Government grants are recognised based on the accrual model and are measured at the fair value of the asset received or receivable. Grants are classified as relating either to revenue or to assets. Grants relating to revenue are recognised in income over the period in which the related costs are recognised. Grants relating to assets are recognised over the expected useful life of the asset. Where part of a grant relating to an asset is deferred, it is recognised as deferred income.

2. Employees

2022 2021
Number Number
Monthly average number of persons employed by the Company during the year, including directors 2 5

3. Intangible assets

Other intangible assets Total
£ £
Cost
At 01 January 2022 123,615 123,615
At 31 December 2022 123,615 123,615
Accumulated amortisation
At 01 January 2022 111,372 111,372
Charge for the financial year 10,772 10,772
At 31 December 2022 122,144 122,144
Net book value
At 31 December 2022 1,471 1,471
At 31 December 2021 12,243 12,243

4. Tangible assets

Office equipment Total
£ £
Cost
At 01 January 2022 8,626 8,626
At 31 December 2022 8,626 8,626
Accumulated depreciation
At 01 January 2022 8,626 8,626
At 31 December 2022 8,626 8,626
Net book value
At 31 December 2022 0 0
At 31 December 2021 0 0

5. Stocks

2022 2021
£ £
Finished goods 0 438,407

Post year end the stock was distributed to charities on behalf of And Flavour Limited, and as such the stock has been written down to a nil value at the year end.

6. Debtors

2022 2021
£ £
Trade debtors 43,517 49,795
Other taxation and social security 7,439 19,691
Other debtors 78,137 274,031
129,093 343,517

7. Creditors: amounts falling due within one year

2022 2021
£ £
Bank loans 9,909 9,702
Trade creditors 13,578 17,343
Other taxation and social security 2,673 6,133
Other creditors 14,938 11,988
41,098 45,166

8. Creditors: amounts falling due after more than one year

2022 2021
£ £
Bank loans 23,231 34,086
Other loans 3,249,448 3,174,301
3,272,679 3,208,387

9. Related party transactions

Remuneration was paid to the directors of £78,333 (2021: £130,000). The directors are the only key management personnel of this Company.

Included within other debtors is an amount of £77,846 (2021: £77,846) owed by And Flavour Korea, a company under common control. This amount is unsecured, interest free and repayable on demand.

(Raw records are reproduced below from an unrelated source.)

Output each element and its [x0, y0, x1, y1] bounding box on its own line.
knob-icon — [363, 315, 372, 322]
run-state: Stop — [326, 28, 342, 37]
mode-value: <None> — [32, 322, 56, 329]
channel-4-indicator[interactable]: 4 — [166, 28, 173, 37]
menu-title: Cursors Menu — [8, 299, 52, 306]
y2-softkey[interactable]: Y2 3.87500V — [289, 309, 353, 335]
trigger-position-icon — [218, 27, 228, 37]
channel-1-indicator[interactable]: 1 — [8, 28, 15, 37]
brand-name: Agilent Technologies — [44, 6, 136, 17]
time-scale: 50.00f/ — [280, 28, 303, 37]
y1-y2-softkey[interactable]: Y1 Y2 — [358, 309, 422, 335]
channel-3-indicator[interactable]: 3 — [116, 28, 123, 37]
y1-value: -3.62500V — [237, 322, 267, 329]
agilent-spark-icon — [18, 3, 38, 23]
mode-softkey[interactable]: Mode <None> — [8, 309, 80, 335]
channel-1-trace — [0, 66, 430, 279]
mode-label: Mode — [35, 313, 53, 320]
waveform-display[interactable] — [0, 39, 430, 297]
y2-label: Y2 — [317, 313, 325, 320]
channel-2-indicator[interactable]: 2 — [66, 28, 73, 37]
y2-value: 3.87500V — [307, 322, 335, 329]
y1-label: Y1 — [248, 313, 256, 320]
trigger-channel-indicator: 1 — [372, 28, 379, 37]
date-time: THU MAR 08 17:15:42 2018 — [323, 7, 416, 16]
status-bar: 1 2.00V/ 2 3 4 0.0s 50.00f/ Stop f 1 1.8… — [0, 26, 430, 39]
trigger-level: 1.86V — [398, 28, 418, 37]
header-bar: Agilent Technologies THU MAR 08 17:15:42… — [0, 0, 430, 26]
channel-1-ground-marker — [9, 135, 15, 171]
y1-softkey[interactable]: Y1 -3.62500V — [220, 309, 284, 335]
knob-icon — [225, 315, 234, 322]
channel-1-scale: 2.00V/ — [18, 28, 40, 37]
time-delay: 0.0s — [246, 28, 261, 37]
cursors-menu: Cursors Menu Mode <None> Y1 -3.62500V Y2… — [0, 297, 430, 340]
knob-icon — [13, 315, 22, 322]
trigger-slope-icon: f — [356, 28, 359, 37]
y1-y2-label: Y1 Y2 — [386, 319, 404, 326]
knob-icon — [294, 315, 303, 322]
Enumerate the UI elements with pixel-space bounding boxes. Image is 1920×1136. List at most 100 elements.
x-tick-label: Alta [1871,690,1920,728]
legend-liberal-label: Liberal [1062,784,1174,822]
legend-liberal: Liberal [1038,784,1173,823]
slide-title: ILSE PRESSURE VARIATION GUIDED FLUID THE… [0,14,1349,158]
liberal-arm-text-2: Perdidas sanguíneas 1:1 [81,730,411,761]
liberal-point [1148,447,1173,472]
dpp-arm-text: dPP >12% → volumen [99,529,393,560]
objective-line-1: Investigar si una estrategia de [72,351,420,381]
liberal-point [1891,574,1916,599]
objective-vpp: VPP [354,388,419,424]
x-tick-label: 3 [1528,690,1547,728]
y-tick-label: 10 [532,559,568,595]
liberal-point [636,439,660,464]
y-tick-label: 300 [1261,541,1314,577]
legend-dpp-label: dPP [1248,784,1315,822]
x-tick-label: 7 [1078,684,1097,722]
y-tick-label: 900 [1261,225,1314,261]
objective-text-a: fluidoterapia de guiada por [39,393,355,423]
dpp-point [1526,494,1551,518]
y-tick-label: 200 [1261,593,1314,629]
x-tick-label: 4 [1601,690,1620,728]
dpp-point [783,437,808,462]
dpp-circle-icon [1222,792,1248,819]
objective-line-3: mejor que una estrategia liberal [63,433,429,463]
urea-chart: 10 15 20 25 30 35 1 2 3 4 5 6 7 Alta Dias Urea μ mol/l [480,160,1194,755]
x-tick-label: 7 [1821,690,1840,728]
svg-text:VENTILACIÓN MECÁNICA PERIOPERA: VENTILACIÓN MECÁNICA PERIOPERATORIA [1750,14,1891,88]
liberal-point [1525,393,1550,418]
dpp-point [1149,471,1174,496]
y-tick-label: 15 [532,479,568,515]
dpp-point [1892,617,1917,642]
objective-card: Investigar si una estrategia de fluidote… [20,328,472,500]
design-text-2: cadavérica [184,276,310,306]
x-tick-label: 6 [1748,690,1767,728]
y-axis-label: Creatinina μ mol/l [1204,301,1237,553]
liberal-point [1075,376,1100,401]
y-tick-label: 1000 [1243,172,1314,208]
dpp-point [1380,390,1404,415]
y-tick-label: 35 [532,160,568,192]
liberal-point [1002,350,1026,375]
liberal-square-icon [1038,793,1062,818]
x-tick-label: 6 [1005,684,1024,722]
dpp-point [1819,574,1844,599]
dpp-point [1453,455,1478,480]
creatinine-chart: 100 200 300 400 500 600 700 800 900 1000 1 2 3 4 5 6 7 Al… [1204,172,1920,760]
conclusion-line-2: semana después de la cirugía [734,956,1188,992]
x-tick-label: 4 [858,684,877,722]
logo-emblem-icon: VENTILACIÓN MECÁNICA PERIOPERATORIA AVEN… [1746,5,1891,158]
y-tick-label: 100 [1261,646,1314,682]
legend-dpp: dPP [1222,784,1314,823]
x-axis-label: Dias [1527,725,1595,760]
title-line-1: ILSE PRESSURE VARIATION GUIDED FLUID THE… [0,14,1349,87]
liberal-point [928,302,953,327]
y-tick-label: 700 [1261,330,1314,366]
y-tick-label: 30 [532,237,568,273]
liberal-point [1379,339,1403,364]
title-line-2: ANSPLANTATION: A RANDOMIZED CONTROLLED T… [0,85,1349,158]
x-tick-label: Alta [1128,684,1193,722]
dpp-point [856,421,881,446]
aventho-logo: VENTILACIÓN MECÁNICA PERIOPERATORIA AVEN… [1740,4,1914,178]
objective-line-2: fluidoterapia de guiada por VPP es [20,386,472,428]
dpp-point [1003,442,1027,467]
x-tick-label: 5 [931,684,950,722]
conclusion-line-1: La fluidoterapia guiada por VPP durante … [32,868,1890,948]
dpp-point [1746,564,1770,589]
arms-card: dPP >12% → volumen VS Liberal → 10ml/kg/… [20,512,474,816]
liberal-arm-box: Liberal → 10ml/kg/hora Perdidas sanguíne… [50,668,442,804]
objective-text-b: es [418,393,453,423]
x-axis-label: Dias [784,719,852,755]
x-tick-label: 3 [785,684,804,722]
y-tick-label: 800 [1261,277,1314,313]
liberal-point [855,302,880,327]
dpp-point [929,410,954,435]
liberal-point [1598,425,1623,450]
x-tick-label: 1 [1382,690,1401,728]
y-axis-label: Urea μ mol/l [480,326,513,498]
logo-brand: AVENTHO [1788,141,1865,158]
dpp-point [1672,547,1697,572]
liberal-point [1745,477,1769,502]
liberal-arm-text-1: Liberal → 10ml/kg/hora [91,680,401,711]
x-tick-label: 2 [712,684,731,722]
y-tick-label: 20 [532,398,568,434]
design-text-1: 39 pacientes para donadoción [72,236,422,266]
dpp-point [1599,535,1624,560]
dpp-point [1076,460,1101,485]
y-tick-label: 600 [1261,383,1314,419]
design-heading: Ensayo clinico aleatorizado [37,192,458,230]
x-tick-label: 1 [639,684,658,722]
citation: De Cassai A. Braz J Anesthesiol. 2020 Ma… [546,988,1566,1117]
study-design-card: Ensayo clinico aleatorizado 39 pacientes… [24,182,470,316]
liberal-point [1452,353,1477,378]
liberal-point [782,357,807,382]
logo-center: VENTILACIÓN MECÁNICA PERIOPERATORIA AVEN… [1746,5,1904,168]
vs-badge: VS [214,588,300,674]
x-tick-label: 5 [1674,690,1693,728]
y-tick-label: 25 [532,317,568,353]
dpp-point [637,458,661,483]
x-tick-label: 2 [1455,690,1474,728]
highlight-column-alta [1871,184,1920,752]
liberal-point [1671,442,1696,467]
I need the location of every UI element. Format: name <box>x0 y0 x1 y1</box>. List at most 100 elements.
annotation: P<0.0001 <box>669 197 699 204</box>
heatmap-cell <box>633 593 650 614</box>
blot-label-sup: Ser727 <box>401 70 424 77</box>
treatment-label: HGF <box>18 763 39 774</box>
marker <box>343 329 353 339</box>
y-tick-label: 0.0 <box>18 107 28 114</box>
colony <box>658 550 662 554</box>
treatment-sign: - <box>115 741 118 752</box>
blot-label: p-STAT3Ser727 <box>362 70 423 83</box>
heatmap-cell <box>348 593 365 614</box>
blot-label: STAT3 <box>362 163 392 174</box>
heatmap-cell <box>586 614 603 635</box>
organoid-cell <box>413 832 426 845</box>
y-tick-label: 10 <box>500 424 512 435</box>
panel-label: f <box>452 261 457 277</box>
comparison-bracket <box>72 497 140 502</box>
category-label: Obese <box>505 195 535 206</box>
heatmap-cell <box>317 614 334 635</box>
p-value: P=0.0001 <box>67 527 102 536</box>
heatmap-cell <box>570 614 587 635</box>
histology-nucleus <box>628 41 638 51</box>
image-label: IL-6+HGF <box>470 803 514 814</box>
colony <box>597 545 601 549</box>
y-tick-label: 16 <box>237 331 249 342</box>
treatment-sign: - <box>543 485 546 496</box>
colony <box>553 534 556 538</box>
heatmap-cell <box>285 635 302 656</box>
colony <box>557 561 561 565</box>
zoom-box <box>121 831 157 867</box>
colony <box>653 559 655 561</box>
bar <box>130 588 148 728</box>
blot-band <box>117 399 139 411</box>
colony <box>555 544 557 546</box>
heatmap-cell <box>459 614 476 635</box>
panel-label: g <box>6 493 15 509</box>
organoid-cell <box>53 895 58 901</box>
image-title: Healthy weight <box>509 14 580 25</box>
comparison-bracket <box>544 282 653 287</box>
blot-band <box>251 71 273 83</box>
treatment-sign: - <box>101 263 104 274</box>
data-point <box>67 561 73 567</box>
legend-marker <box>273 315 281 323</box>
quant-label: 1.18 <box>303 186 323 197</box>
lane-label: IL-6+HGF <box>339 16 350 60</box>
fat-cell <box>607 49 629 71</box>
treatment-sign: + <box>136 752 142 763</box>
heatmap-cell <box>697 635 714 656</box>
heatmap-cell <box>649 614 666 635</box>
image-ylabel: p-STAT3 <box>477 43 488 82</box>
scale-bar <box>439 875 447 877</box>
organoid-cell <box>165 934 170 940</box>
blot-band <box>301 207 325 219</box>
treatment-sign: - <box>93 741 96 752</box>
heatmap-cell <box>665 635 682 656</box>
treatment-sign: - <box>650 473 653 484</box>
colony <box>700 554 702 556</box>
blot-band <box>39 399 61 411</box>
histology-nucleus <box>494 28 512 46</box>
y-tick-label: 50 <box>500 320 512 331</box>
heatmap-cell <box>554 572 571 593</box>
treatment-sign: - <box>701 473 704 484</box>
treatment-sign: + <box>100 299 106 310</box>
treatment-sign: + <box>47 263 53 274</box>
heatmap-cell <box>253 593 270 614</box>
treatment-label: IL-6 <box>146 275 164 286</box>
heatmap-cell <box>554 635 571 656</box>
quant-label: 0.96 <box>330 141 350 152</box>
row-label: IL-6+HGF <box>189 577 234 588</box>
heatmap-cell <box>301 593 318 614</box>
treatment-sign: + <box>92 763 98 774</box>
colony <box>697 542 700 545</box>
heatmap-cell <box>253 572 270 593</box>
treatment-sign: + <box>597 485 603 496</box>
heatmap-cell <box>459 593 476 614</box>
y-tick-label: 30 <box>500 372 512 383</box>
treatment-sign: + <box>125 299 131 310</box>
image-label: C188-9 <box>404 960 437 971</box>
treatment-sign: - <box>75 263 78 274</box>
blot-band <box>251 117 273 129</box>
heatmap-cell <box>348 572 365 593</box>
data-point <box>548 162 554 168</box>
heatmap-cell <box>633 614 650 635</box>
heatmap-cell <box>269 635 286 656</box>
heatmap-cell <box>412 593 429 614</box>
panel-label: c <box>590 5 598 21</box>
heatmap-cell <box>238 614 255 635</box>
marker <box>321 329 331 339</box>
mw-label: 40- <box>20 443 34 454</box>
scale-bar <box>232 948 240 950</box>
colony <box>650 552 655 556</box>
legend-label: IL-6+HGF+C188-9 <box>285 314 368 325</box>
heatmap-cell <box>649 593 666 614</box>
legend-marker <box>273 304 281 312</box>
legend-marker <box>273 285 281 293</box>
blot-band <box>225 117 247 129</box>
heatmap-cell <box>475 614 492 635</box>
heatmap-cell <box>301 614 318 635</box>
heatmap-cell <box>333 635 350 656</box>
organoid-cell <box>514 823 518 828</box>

Included within other debtors is an amount of £nil (2021: £95,772) relating to services provided by Pharmapack, a shareholder of And Flavour Limited.

Included within other creditors is an amount of £8,748 (2021: £8,748) owed to a director of the Company. This amount is unsecured, interest free and repayable on demand.

10. Ultimate controlling party

Mr D Klochkov is the ultimate controlling party by virtue of his shareholdings.